At least fourteen people died and at least two hundred were wounded in clashes with police. Many demonstrators were violent, said Amnesty International, but the response of the security forces “frequently involved excessive use of force, contributing to spiraling violence rather than preventing or controlling it.” The actions by the security forces, says the report, raise "serious questions about the commitment" of key government institutions “to prevent and punish such abuses impartially.”
The disregard for human rights during the demonstrations led to the resignation of Milos Alcalay, Venezuela’s ambassador to the United Nations. Mr. Alcaly said he could no longer defend the country's human rights record:
"Especially being in a house like this, the United Nations, where we deal every day with this priority, the Venezuelan ambassador cannot continue going to a committee of human rights, defending the human rights situation, and seeing sadly the situation that, in the press, in the news, you can see every day in my country."

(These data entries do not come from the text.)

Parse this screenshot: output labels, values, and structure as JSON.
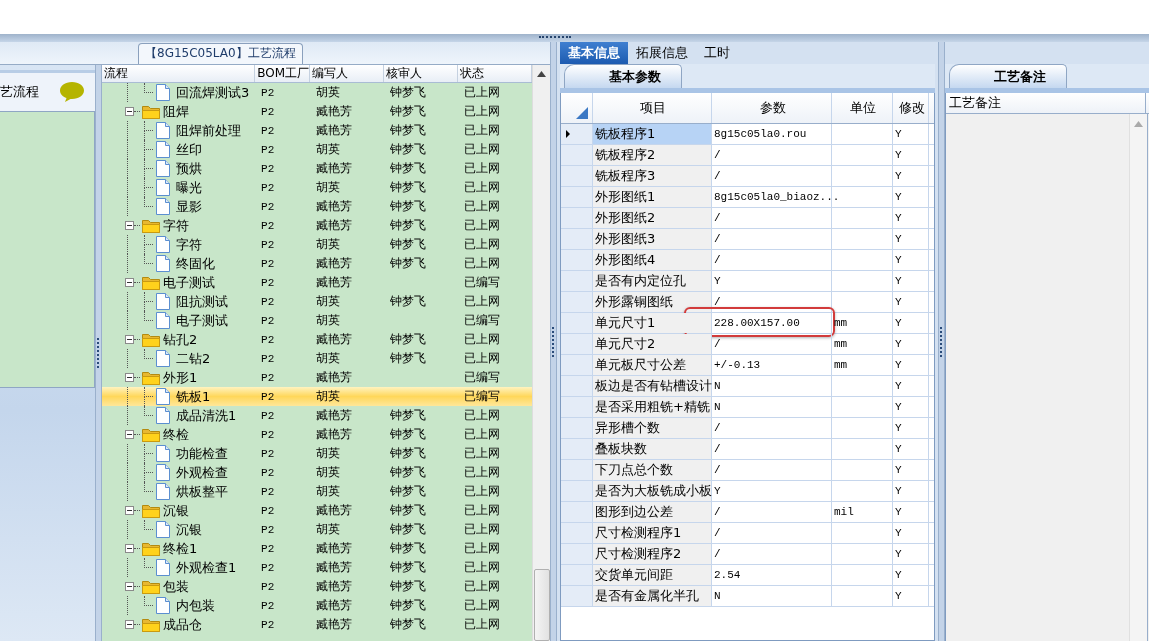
{
  "process_title": "【8G15C05LA0】工艺流程",
  "left_panel": {
    "title": "艺流程"
  },
  "tree": {
    "columns": [
      "流程",
      "BOM工厂",
      "编写人",
      "核审人",
      "状态"
    ],
    "rows": [
      {
        "kind": "leaf",
        "name": "回流焊测试3",
        "bom": "P2",
        "writer": "胡英",
        "reviewer": "钟梦飞",
        "status": "已上网",
        "selected": false
      },
      {
        "kind": "folder",
        "name": "阻焊",
        "bom": "P2",
        "writer": "臧艳芳",
        "reviewer": "钟梦飞",
        "status": "已上网",
        "selected": false,
        "expanded": true,
        "children": [
          {
            "kind": "leaf",
            "name": "阻焊前处理",
            "bom": "P2",
            "writer": "臧艳芳",
            "reviewer": "钟梦飞",
            "status": "已上网",
            "selected": false
          },
          {
            "kind": "leaf",
            "name": "丝印",
            "bom": "P2",
            "writer": "胡英",
            "reviewer": "钟梦飞",
            "status": "已上网",
            "selected": false
          },
          {
            "kind": "leaf",
            "name": "预烘",
            "bom": "P2",
            "writer": "臧艳芳",
            "reviewer": "钟梦飞",
            "status": "已上网",
            "selected": false
          },
          {
            "kind": "leaf",
            "name": "曝光",
            "bom": "P2",
            "writer": "胡英",
            "reviewer": "钟梦飞",
            "status": "已上网",
            "selected": false
          },
          {
            "kind": "leaf",
            "name": "显影",
            "bom": "P2",
            "writer": "臧艳芳",
            "reviewer": "钟梦飞",
            "status": "已上网",
            "selected": false
          }
        ]
      },
      {
        "kind": "folder",
        "name": "字符",
        "bom": "P2",
        "writer": "臧艳芳",
        "reviewer": "钟梦飞",
        "status": "已上网",
        "selected": false,
        "expanded": true,
        "children": [
          {
            "kind": "leaf",
            "name": "字符",
            "bom": "P2",
            "writer": "胡英",
            "reviewer": "钟梦飞",
            "status": "已上网",
            "selected": false
          },
          {
            "kind": "leaf",
            "name": "终固化",
            "bom": "P2",
            "writer": "臧艳芳",
            "reviewer": "钟梦飞",
            "status": "已上网",
            "selected": false
          }
        ]
      },
      {
        "kind": "folder",
        "name": "电子测试",
        "bom": "P2",
        "writer": "臧艳芳",
        "status": "已编写",
        "selected": false,
        "expanded": true,
        "children": [
          {
            "kind": "leaf",
            "name": "阻抗测试",
            "bom": "P2",
            "writer": "胡英",
            "reviewer": "钟梦飞",
            "status": "已上网",
            "selected": false
          },
          {
            "kind": "leaf",
            "name": "电子测试",
            "bom": "P2",
            "writer": "胡英",
            "status": "已编写",
            "selected": false
          }
        ]
      },
      {
        "kind": "folder",
        "name": "钻孔2",
        "bom": "P2",
        "writer": "臧艳芳",
        "reviewer": "钟梦飞",
        "status": "已上网",
        "selected": false,
        "expanded": true,
        "children": [
          {
            "kind": "leaf",
            "name": "二钻2",
            "bom": "P2",
            "writer": "胡英",
            "reviewer": "钟梦飞",
            "status": "已上网",
            "selected": false
          }
        ]
      },
      {
        "kind": "folder",
        "name": "外形1",
        "bom": "P2",
        "writer": "臧艳芳",
        "status": "已编写",
        "selected": false,
        "expanded": true,
        "children": [
          {
            "kind": "leaf",
            "name": "铣板1",
            "bom": "P2",
            "writer": "胡英",
            "status": "已编写",
            "selected": true
          },
          {
            "kind": "leaf",
            "name": "成品清洗1",
            "bom": "P2",
            "writer": "臧艳芳",
            "reviewer": "钟梦飞",
            "status": "已上网",
            "selected": false
          }
        ]
      },
      {
        "kind": "folder",
        "name": "终检",
        "bom": "P2",
        "writer": "臧艳芳",
        "reviewer": "钟梦飞",
        "status": "已上网",
        "selected": false,
        "expanded": true,
        "children": [
          {
            "kind": "leaf",
            "name": "功能检查",
            "bom": "P2",
            "writer": "胡英",
            "reviewer": "钟梦飞",
            "status": "已上网",
            "selected": false
          },
          {
            "kind": "leaf",
            "name": "外观检查",
            "bom": "P2",
            "writer": "胡英",
            "reviewer": "钟梦飞",
            "status": "已上网",
            "selected": false
          },
          {
            "kind": "leaf",
            "name": "烘板整平",
            "bom": "P2",
            "writer": "胡英",
            "reviewer": "钟梦飞",
            "status": "已上网",
            "selected": false
          }
        ]
      },
      {
        "kind": "folder",
        "name": "沉银",
        "bom": "P2",
        "writer": "臧艳芳",
        "reviewer": "钟梦飞",
        "status": "已上网",
        "selected": false,
        "expanded": true,
        "children": [
          {
            "kind": "leaf",
            "name": "沉银",
            "bom": "P2",
            "writer": "胡英",
            "reviewer": "钟梦飞",
            "status": "已上网",
            "selected": false
          }
        ]
      },
      {
        "kind": "folder",
        "name": "终检1",
        "bom": "P2",
        "writer": "臧艳芳",
        "reviewer": "钟梦飞",
        "status": "已上网",
        "selected": false,
        "expanded": true,
        "children": [
          {
            "kind": "leaf",
            "name": "外观检查1",
            "bom": "P2",
            "writer": "臧艳芳",
            "reviewer": "钟梦飞",
            "status": "已上网",
            "selected": false
          }
        ]
      },
      {
        "kind": "folder",
        "name": "包装",
        "bom": "P2",
        "writer": "臧艳芳",
        "reviewer": "钟梦飞",
        "status": "已上网",
        "selected": false,
        "expanded": true,
        "children": [
          {
            "kind": "leaf",
            "name": "内包装",
            "bom": "P2",
            "writer": "臧艳芳",
            "reviewer": "钟梦飞",
            "status": "已上网",
            "selected": false
          }
        ]
      },
      {
        "kind": "folder",
        "name": "成品仓",
        "bom": "P2",
        "writer": "臧艳芳",
        "reviewer": "钟梦飞",
        "status": "已上网",
        "selected": false,
        "expanded": true
      }
    ]
  },
  "tabs": [
    {
      "label": "基本信息",
      "selected": true
    },
    {
      "label": "拓展信息",
      "selected": false
    },
    {
      "label": "工时",
      "selected": false
    }
  ],
  "param_tabs": [
    {
      "label": "基本参数",
      "selected": true
    }
  ],
  "params": {
    "columns": [
      "项目",
      "参数",
      "单位",
      "修改"
    ],
    "rows": [
      {
        "item": "铣板程序1",
        "value": "8g15c05la0.rou",
        "modify": "Y",
        "current": true,
        "highlighted": false
      },
      {
        "item": "铣板程序2",
        "value": "/",
        "modify": "Y",
        "current": false,
        "highlighted": false
      },
      {
        "item": "铣板程序3",
        "value": "/",
        "modify": "Y",
        "current": false,
        "highlighted": false
      },
      {
        "item": "外形图纸1",
        "value": "8g15c05la0_biaoz...",
        "modify": "Y",
        "current": false,
        "highlighted": false
      },
      {
        "item": "外形图纸2",
        "value": "/",
        "modify": "Y",
        "current": false,
        "highlighted": false
      },
      {
        "item": "外形图纸3",
        "value": "/",
        "modify": "Y",
        "current": false,
        "highlighted": false
      },
      {
        "item": "外形图纸4",
        "value": "/",
        "modify": "Y",
        "current": false,
        "highlighted": false
      },
      {
        "item": "是否有内定位孔",
        "value": "Y",
        "modify": "Y",
        "current": false,
        "highlighted": false
      },
      {
        "item": "外形露铜图纸",
        "value": "/",
        "modify": "Y",
        "current": false,
        "highlighted": false
      },
      {
        "item": "单元尺寸1",
        "value": "228.00X157.00",
        "unit": "mm",
        "modify": "Y",
        "current": false,
        "highlighted": true
      },
      {
        "item": "单元尺寸2",
        "value": "/",
        "unit": "mm",
        "modify": "Y",
        "current": false,
        "highlighted": false
      },
      {
        "item": "单元板尺寸公差",
        "value": "+/-0.13",
        "unit": "mm",
        "modify": "Y",
        "current": false,
        "highlighted": false
      },
      {
        "item": "板边是否有钻槽设计",
        "value": "N",
        "modify": "Y",
        "current": false,
        "highlighted": false
      },
      {
        "item": "是否采用粗铣+精铣",
        "value": "N",
        "modify": "Y",
        "current": false,
        "highlighted": false
      },
      {
        "item": "异形槽个数",
        "value": "/",
        "modify": "Y",
        "current": false,
        "highlighted": false
      },
      {
        "item": "叠板块数",
        "value": "/",
        "modify": "Y",
        "current": false,
        "highlighted": false
      },
      {
        "item": "下刀点总个数",
        "value": "/",
        "modify": "Y",
        "current": false,
        "highlighted": false
      },
      {
        "item": "是否为大板铣成小板",
        "value": "Y",
        "modify": "Y",
        "current": false,
        "highlighted": false
      },
      {
        "item": "图形到边公差",
        "value": "/",
        "unit": "mil",
        "modify": "Y",
        "current": false,
        "highlighted": false
      },
      {
        "item": "尺寸检测程序1",
        "value": "/",
        "modify": "Y",
        "current": false,
        "highlighted": false
      },
      {
        "item": "尺寸检测程序2",
        "value": "/",
        "modify": "Y",
        "current": false,
        "highlighted": false
      },
      {
        "item": "交货单元间距",
        "value": "2.54",
        "modify": "Y",
        "current": false,
        "highlighted": false
      },
      {
        "item": "是否有金属化半孔",
        "value": "N",
        "modify": "Y",
        "current": false,
        "highlighted": false
      }
    ]
  },
  "notes": {
    "tab": "工艺备注",
    "column": "工艺备注"
  }
}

Mr. Alcaly said he was saddened to see Venezuela suffering from what he called a violation of fundamental principles:
“There are ways to maintain order, but without killing people and putting people in jail, without putting politicians out, without torture, and this is why we fought in Latin America for democracy.”
The human rights abuses in Venezuela could weaken the country’s fragile rule of law and fuel further political protest. As Amnesty International says, the Chavez government’s “lack of impartiality threatens to strengthen the culture of impunity that has accompanied human rights abuses for many years in Venezuela.”